Broadsheet

Does the Pill make women less interested in sex?

When an article about a possible link between the Pill and decreased interest in sex was circulated among the Broadsheet crew last week, one member of our e-mail group replied, "No shit, Sherlock."

Women have been complaining for years that the Pill leaves them cold. But a new study, reported on in today's New York Times, found that not only did the Pill stifle sexual desire in some women, it did so for months after they stopped taking it, by raising levels of a particular protein. "When they stopped taking the pill, we fully expected their sexual function to recover," Dr. Irwin Goldstein, coauthor of the study and the editor in chief of the Journal of Sexual Medicine, told the Times. "But we weren't seeing that."

Some experts question whether a single protein could play such a significant role in female sexual desire and doubt that any sexual side effects would be lasting.

The article also notes that even though doctors are aware of the possible sexual side effects of the Pill, they often don't warn their patients about them. "Few doctors bring it up when they prescribe the pill, and package inserts do not mention it," the Times says. "Doctors say this is not necessarily an oversight.

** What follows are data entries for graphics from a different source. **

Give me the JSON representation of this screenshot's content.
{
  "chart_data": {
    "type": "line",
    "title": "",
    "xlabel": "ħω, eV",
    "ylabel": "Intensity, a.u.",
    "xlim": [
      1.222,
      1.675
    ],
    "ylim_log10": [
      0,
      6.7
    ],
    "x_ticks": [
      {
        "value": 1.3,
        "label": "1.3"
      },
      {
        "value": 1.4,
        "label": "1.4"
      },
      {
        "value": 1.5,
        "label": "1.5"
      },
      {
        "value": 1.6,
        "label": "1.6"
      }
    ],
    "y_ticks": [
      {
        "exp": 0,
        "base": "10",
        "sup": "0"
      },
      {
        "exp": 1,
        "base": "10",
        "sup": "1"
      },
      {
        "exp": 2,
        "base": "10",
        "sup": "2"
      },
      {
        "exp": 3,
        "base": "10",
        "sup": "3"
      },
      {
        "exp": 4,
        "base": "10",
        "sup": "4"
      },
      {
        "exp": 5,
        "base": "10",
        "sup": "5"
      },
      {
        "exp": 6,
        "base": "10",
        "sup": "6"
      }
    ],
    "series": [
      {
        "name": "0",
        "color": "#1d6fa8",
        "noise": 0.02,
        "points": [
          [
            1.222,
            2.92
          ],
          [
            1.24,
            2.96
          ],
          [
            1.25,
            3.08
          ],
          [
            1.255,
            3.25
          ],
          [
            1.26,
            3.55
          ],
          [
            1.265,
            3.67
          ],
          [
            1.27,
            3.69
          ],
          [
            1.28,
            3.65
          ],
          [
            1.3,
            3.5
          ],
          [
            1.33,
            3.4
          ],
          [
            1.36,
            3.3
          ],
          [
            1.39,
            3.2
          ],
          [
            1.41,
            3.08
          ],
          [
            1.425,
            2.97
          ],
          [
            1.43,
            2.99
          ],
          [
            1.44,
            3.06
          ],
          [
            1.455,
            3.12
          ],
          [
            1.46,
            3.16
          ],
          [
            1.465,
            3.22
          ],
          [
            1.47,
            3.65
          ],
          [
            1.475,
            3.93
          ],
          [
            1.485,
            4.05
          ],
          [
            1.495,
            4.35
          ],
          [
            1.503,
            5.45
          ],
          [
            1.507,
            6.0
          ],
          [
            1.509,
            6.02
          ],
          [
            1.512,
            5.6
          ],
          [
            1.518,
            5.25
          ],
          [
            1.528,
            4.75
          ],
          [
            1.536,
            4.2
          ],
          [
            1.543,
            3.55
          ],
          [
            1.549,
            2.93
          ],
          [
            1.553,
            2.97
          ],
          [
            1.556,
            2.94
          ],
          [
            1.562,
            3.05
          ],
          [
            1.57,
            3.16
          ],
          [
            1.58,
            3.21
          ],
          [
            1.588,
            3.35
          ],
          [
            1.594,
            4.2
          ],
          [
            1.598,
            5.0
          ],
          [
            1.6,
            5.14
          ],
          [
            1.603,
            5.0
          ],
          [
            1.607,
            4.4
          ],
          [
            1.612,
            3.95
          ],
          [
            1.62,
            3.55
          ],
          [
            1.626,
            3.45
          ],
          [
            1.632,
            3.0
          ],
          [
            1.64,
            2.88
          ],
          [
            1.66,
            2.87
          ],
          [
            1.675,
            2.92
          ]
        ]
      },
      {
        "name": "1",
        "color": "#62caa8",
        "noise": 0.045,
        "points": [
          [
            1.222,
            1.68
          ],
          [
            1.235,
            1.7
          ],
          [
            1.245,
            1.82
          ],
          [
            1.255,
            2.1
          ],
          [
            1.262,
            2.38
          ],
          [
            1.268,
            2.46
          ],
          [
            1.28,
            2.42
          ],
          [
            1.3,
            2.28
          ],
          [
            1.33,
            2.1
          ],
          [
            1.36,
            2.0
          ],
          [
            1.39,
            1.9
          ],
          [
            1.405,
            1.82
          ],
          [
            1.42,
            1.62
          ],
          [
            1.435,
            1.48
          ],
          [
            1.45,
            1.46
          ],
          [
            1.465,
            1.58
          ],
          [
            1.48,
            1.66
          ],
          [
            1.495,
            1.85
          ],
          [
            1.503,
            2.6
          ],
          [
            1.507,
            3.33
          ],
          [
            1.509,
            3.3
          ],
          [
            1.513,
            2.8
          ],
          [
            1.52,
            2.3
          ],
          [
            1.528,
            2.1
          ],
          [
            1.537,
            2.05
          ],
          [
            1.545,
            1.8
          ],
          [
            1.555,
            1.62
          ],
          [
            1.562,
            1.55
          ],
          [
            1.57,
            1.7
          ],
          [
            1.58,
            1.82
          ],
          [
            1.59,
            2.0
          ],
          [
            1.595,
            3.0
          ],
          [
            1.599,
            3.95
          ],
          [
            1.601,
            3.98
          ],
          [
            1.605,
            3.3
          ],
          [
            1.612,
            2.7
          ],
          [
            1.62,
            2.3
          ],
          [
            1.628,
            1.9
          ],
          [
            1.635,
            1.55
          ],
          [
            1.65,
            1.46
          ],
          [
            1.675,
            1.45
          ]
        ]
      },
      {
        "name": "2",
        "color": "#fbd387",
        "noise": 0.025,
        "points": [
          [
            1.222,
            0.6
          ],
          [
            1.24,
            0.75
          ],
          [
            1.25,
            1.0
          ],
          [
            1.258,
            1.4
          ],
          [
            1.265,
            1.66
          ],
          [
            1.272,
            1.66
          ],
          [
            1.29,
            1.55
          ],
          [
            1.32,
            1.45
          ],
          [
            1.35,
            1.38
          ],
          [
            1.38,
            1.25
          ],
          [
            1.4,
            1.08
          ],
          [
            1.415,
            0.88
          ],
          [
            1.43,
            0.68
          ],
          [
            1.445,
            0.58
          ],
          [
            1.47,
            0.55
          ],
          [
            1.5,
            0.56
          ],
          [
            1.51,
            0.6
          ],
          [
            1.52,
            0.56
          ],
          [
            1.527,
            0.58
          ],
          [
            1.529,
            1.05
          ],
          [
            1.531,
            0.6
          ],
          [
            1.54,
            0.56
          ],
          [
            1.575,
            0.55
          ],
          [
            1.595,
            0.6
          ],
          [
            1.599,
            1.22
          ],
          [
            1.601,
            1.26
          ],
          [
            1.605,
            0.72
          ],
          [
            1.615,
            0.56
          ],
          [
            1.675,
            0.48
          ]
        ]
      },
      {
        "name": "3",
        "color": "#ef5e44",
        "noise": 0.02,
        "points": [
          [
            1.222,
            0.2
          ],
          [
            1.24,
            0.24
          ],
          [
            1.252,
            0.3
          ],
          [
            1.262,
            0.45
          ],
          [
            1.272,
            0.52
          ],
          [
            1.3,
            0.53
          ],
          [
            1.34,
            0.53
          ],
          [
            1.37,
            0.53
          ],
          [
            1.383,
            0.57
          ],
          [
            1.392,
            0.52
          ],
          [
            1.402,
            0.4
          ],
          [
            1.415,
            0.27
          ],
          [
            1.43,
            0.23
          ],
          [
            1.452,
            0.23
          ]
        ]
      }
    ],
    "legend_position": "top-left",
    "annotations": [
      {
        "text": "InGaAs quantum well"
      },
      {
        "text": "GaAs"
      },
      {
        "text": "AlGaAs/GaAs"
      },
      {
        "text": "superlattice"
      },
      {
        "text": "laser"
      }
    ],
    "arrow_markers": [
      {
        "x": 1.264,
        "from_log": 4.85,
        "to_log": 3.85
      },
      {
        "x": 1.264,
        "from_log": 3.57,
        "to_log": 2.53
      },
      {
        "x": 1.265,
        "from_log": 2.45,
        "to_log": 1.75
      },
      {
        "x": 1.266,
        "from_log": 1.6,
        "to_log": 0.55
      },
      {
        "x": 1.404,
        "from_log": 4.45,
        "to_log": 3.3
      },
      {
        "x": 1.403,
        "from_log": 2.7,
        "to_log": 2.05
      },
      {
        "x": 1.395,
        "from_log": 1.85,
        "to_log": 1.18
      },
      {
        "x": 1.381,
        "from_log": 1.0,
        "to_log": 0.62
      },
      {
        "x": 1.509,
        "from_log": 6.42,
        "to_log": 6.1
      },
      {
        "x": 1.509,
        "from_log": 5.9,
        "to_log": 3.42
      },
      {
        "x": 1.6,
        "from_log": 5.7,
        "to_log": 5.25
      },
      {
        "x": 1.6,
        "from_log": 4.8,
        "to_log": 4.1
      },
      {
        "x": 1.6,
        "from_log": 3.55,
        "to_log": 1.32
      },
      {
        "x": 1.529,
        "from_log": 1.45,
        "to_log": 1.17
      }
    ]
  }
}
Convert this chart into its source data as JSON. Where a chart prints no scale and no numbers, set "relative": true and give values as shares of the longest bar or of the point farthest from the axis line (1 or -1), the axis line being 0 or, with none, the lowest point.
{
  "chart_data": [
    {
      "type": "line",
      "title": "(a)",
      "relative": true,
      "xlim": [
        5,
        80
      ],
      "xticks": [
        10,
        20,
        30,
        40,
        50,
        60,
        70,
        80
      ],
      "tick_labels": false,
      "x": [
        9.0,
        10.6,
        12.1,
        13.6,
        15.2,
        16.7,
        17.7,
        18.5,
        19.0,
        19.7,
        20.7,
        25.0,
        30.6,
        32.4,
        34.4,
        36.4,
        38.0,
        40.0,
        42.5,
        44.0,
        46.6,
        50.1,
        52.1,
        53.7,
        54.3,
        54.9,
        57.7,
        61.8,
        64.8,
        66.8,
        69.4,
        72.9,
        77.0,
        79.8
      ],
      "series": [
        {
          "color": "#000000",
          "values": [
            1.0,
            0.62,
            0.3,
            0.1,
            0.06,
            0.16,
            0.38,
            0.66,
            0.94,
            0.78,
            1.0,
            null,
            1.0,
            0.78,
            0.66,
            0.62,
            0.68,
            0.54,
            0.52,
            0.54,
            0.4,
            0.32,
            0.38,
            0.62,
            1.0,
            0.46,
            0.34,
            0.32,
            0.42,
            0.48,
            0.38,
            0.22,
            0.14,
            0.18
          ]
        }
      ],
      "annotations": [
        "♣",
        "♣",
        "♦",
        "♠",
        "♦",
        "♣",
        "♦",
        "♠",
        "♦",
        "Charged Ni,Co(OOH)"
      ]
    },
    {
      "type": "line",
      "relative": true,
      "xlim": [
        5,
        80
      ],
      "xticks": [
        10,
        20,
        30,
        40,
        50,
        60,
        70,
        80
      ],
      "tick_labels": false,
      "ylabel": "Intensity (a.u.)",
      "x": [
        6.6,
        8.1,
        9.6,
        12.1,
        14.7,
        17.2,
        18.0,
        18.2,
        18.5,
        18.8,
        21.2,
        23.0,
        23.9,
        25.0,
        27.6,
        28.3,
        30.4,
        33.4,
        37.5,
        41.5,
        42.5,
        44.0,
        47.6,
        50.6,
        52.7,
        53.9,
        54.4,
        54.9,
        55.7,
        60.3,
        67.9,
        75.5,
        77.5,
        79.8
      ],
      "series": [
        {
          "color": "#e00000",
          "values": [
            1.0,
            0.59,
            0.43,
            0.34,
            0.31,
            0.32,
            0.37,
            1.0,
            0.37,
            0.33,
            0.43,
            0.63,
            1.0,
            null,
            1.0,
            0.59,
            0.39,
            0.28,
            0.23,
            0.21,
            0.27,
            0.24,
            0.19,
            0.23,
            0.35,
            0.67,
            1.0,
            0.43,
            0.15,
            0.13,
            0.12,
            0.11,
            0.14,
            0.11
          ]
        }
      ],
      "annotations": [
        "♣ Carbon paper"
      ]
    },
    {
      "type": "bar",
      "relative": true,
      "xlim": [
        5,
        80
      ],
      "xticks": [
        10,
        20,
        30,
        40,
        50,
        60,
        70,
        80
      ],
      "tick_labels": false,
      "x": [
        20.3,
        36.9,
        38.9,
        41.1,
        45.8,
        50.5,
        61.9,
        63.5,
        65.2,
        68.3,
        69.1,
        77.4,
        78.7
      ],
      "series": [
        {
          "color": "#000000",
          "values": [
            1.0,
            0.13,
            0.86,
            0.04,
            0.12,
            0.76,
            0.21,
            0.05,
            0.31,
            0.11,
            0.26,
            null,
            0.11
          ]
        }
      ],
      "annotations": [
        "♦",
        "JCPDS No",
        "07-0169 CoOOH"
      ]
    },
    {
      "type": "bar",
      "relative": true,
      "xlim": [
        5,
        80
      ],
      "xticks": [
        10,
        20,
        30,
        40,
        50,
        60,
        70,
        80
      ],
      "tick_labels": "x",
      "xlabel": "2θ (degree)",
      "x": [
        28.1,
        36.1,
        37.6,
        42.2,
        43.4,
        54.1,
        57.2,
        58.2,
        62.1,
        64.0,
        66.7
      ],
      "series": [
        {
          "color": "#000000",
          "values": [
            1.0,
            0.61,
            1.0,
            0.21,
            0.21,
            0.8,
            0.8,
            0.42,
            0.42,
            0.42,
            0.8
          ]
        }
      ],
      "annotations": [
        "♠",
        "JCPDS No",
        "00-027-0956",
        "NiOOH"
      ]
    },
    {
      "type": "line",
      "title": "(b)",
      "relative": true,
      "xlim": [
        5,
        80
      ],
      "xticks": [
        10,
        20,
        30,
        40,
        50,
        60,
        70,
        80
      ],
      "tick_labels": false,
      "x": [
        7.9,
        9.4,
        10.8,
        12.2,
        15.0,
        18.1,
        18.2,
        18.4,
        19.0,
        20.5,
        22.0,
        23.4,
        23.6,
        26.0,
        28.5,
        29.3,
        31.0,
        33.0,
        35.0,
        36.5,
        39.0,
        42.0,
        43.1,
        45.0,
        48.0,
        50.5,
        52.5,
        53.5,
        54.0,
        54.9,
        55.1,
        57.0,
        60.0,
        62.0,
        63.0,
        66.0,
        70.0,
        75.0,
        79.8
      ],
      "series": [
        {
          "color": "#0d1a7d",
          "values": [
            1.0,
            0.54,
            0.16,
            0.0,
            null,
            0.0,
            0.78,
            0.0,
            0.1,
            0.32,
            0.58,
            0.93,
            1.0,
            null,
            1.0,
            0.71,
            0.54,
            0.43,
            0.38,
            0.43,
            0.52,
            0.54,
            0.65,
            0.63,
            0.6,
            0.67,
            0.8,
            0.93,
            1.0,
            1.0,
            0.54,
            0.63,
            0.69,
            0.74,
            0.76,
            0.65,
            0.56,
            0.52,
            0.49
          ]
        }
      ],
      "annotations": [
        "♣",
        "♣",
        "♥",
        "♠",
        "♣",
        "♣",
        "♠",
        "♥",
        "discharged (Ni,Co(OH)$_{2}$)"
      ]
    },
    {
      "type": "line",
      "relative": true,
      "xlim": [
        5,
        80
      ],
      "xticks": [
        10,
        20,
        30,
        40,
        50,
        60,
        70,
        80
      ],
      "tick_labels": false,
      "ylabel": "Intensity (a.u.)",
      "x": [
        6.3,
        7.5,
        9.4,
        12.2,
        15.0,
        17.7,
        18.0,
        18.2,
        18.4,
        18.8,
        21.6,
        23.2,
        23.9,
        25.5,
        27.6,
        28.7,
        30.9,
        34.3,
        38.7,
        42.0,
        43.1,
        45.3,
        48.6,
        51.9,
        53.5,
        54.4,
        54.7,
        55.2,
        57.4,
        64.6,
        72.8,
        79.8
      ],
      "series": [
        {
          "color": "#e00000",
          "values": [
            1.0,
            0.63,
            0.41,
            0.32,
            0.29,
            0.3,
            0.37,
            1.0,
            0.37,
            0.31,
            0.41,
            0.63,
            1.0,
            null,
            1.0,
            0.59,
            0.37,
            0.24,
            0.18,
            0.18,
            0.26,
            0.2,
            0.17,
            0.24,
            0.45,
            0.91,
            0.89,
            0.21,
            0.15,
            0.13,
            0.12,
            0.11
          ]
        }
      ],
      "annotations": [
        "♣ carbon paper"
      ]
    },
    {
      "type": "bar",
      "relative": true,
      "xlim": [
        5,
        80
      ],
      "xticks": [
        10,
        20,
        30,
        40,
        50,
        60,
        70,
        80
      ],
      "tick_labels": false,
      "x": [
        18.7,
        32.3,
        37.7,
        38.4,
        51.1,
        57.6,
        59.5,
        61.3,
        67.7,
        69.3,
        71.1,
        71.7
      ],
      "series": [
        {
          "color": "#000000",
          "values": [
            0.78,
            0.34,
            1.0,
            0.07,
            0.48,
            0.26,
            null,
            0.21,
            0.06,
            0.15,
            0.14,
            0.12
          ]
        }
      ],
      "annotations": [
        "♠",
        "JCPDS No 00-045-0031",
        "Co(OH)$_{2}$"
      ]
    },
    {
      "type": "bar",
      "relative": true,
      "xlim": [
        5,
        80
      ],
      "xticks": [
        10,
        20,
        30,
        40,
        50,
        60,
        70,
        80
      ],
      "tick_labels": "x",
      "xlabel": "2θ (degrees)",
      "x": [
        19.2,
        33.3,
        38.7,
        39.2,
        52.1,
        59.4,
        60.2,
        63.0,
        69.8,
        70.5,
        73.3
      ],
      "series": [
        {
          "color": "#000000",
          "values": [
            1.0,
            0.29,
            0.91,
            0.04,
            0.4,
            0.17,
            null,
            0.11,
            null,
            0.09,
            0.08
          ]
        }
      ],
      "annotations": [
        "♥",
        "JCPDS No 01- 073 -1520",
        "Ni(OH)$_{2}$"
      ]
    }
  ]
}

Giving any clear warning about sexual side effects is difficult, they say, because birth control pills affect women in different ways."

"Some women will have a decrease in sex drive while they're on the birth control pill, and some will have an increase," Dr. Paul Stumpf, a reproductive endocrinologist at the Newark Beth Israel Medical Center, told the Times. Some doctors also worry that if they tell patients about the potential for sexual dysfunction, they might influence their expectations.

(Broadsheet, for one, doesn't see why giving women as much information as possible about a medication they are taking is even debatable.)

As with almost all areas of women's sexual health, the correlation between the Pill and sex drive needs to be studied further. "I think there's been a serious neglect on the part of the medical profession and the pharmaceutical industry," Dr. John Bancroft, a senior research fellow at the Kinsey Institute at Indiana University, told the Times. "We've been trying to bang this drum for quite some time."